Methodology Detailed
In discussing his methodology for arriving at the potential savings figures, Mr Godin said he broke out six major cost centers: administration/library operations; custodial/maintenance/utilities; maintenance salary location allocations; transportation savings; programming efficiencies; and health/medical cost savings.
“I took 100 percent of the administration and half the library costs out of each (school) budget, because some of those costs will transfer if a school is closed,” Mr Godin said. “To me it was a reasonable assumption.”
He said if a school is turned back to the town, custodial costs will drop dramatically, although there will still be utility and maintenance costs.

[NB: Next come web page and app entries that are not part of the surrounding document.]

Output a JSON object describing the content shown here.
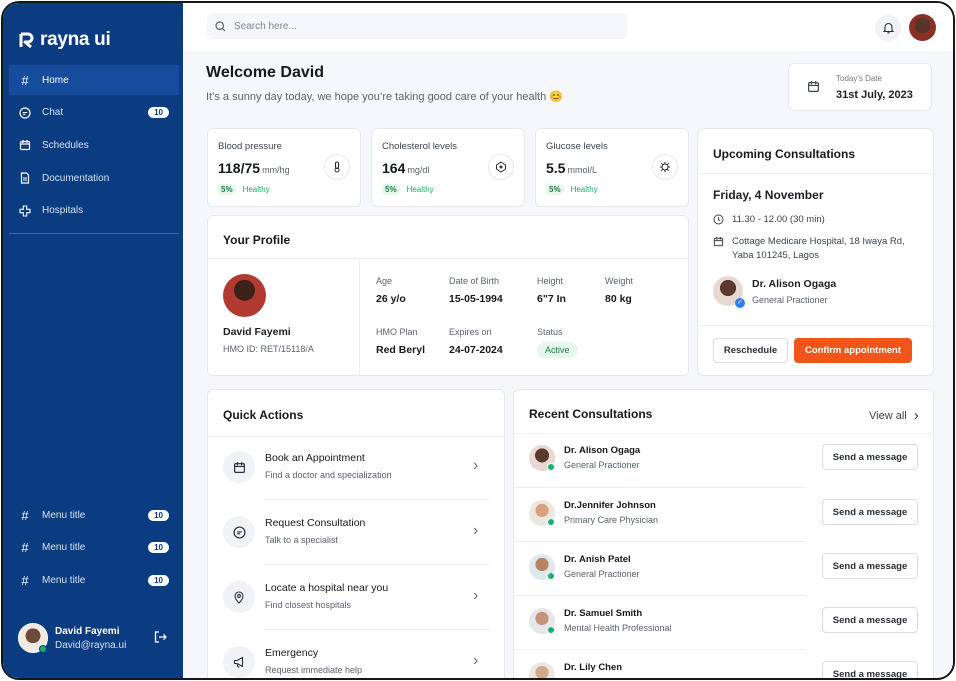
{
  "brand": {
    "name": "rayna ui"
  },
  "sidebar": {
    "items": [
      {
        "label": "Home",
        "icon": "hash-icon",
        "active": true
      },
      {
        "label": "Chat",
        "icon": "chat-icon",
        "badge": "10"
      },
      {
        "label": "Schedules",
        "icon": "calendar-icon"
      },
      {
        "label": "Documentation",
        "icon": "document-icon"
      },
      {
        "label": "Hospitals",
        "icon": "hospital-cross-icon"
      }
    ],
    "menu_titles": [
      {
        "label": "Menu title",
        "badge": "10"
      },
      {
        "label": "Menu title",
        "badge": "10"
      },
      {
        "label": "Menu title",
        "badge": "10"
      }
    ],
    "user": {
      "name": "David Fayemi",
      "email": "David@rayna.ui"
    }
  },
  "topbar": {
    "search_placeholder": "Search here..."
  },
  "welcome": {
    "title": "Welcome David",
    "subtitle": "It’s a sunny day today, we hope you’re taking good care of your health 😊",
    "date_label": "Today's Date",
    "date_value": "31st July, 2023"
  },
  "stats": [
    {
      "title": "Blood pressure",
      "value": "118/75",
      "unit": "mm/hg",
      "pct": "5%",
      "status": "Healthy",
      "icon": "thermometer-icon"
    },
    {
      "title": "Cholesterol levels",
      "value": "164",
      "unit": "mg/dl",
      "pct": "5%",
      "status": "Healthy",
      "icon": "molecule-icon"
    },
    {
      "title": "Glucose levels",
      "value": "5.5",
      "unit": "mmol/L",
      "pct": "5%",
      "status": "Healthy",
      "icon": "virus-icon"
    }
  ],
  "profile": {
    "title": "Your Profile",
    "name": "David Fayemi",
    "hmo_id": "HMO ID: RET/15118/A",
    "fields": {
      "age": {
        "label": "Age",
        "value": "26 y/o"
      },
      "dob": {
        "label": "Date of Birth",
        "value": "15-05-1994"
      },
      "height": {
        "label": "Height",
        "value": "6\"7 In"
      },
      "weight": {
        "label": "Weight",
        "value": "80 kg"
      },
      "plan": {
        "label": "HMO Plan",
        "value": "Red Beryl"
      },
      "expires": {
        "label": "Expires on",
        "value": "24-07-2024"
      },
      "status": {
        "label": "Status",
        "value": "Active"
      }
    }
  },
  "upcoming": {
    "title": "Upcoming Consultations",
    "date": "Friday, 4 November",
    "time": "11.30 - 12.00 (30 min)",
    "location": "Cottage Medicare Hospital, 18 Iwaya Rd, Yaba 101245, Lagos",
    "doctor": {
      "name": "Dr. Alison Ogaga",
      "role": "General Practioner"
    },
    "reschedule_label": "Reschedule",
    "confirm_label": "Confirm appointment"
  },
  "quick_actions": {
    "title": "Quick Actions",
    "items": [
      {
        "title": "Book an Appointment",
        "subtitle": "Find a doctor and specialization",
        "icon": "calendar-icon"
      },
      {
        "title": "Request Consultation",
        "subtitle": "Talk to a specialist",
        "icon": "chat-icon"
      },
      {
        "title": "Locate a hospital near you",
        "subtitle": "Find closest hospitals",
        "icon": "location-pin-icon"
      },
      {
        "title": "Emergency",
        "subtitle": "Request immediate help",
        "icon": "megaphone-icon"
      }
    ]
  },
  "recent": {
    "title": "Recent Consultations",
    "view_all": "View all",
    "button_label": "Send a message",
    "items": [
      {
        "name": "Dr. Alison Ogaga",
        "role": "General Practioner"
      },
      {
        "name": "Dr.Jennifer Johnson",
        "role": "Primary Care Physician"
      },
      {
        "name": "Dr. Anish Patel",
        "role": "General Practioner"
      },
      {
        "name": "Dr. Samuel Smith",
        "role": "Mental Health Professional"
      },
      {
        "name": "Dr. Lily Chen",
        "role": ""
      }
    ]
  },
  "colors": {
    "sidebar": "#0b3b80",
    "active_nav": "#154c9c",
    "primary": "#f2551b",
    "healthy": "#17b26a"
  }
}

“You have to keep some lights and the boilers on, even if the building is vacant for some period of time and unused,” he said.
Mr Godin allocated projected savings in maintenance salary to each building based on current enrollment and exact costs in the current operating budget.
He derived transportation savings by assuming an eight percent reduction in pupil population, then applying an additional eight percent reduction in the local regional educational budget for regular student transportation.
“This could represent a real savings opportunity when negotiating the next transportation contract,” Mr Godin said.
His savings projections for programming efficiencies are admittedly “very raw.”
“I took those cost reductions based on the projected median enrollment projections for the 2016-17 school year,” he said.
Potential reductions in health/medical costs were based on similar assumptions of enrollment declines and reductions in workforce based on median enrollment forecasts.
“Most of these assumptions, I think, are very conservative,” Mr Godin said. “Based on the level of assumptions, I think the ultimate savings will probably be more.”
Dr. Erardi told The Bee that he had an opportunity to review Mr Godin’s document and expressed appreciation for the time, energy, and effort that was put into the projection.
“On January 20 I plan to share with the school board my timeline for bringing back a recommendation to them pertaining to the school facility study,” Dr. Erardi said in an email reply for comment. “The design of the study, which will launch at the end of this month, is to be completed with findings in June 2015 and with a board presentation during the same month.”